I don't mean to be "airy fairy" about this . . . I just wanted to be truly present to this beautiful experience, one of those that often is so transitory.
And so in quietly taking the time to pay attention to the sight, in savoring it, it began to shape itself into a form I can carry with me along my way . . . a poem.  Please bear in mind that I have never considered myself a poet, so if you're thinking that about yourself, you might surprise yourself one day too and feel the impulse.
A Sign Along the Way 
On the village green, the dying sun
Was spilling golden light
Over the backs of the Canada geese
Who had broken the path of their flight
To pause in this place serene.
How could they know the peace they lent
To a heart that was steeped in sorrow?
A word it seemed had been silently given
That one could still trust that the morrow
Might surprise with a hope yet unseen.
For how they arrrived here,
What knowledge, what grace
Had guided them along their hard journey
To be set down in this favorable place,
Is a lesson the faint heart might glean.
©A. Rutherford 



I consider the accompanying photo above a real blessing too.  I had not taken my camera along with me, and was really regretting that I had not been able to capture the sight of the golden geese that had been so inspirational to me.  But on a "nudge" I began looking through Photobucket's images of Canada geese and literally gasped when I came upon this one which was so close to what I had experienced, with the same aura of mystical peace.

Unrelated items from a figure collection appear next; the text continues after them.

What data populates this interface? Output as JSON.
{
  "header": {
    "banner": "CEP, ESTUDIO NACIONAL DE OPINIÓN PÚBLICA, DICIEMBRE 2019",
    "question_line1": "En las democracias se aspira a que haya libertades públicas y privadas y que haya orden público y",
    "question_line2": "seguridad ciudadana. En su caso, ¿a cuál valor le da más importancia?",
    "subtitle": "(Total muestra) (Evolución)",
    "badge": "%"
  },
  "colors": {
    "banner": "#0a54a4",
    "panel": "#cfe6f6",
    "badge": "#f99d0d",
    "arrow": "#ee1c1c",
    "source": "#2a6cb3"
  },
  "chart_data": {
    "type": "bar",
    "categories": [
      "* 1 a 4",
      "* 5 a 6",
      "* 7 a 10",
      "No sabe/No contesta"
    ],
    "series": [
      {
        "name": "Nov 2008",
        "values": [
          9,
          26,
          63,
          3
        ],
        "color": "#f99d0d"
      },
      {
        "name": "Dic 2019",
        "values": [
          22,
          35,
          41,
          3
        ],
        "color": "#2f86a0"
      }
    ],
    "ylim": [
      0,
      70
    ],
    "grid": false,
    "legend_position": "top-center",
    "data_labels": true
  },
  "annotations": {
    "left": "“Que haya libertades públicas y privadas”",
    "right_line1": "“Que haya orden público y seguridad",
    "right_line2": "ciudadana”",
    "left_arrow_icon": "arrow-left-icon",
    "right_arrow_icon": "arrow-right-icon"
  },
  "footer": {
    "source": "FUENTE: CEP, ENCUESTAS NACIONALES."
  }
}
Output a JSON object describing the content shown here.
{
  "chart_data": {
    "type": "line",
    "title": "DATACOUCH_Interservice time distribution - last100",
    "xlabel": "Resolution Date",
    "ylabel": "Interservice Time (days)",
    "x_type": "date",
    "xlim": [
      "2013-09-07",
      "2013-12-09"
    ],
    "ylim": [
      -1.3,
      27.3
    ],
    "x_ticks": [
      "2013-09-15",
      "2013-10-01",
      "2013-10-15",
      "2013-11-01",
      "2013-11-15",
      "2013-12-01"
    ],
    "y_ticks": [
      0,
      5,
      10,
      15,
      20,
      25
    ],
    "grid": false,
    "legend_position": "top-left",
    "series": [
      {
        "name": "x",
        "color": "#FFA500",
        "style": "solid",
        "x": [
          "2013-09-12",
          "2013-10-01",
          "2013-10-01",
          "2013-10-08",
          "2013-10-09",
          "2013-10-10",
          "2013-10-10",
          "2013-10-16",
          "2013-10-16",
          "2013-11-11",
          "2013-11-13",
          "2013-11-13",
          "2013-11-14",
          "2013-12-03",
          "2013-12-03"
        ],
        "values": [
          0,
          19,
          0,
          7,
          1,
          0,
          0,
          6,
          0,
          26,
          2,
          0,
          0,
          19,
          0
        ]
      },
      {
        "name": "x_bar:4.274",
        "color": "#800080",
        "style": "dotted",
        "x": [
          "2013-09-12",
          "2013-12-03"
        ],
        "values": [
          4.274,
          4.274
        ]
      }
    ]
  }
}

I nearly always take my own photos, but I do want to give credit when I have not taken the photo myself. In this case, the name of the photographer on Photobucket was given, which is not often the case, so much appreciation to Chris Nash, although in all likelihood he will never see this post.
Postscript   I must say, however, that whenever I have read this poem to myself since that evening, all this explanation fades away, and the physical walls of my room fade away, and I am again in that timeless space on the green with the grazing geese, and my heart lifts.  That’s the benefit of making a beautiful memory to be stored away and savored again and again.


Phil. 4:8  ". . . whatever is lovely . . . think about such things."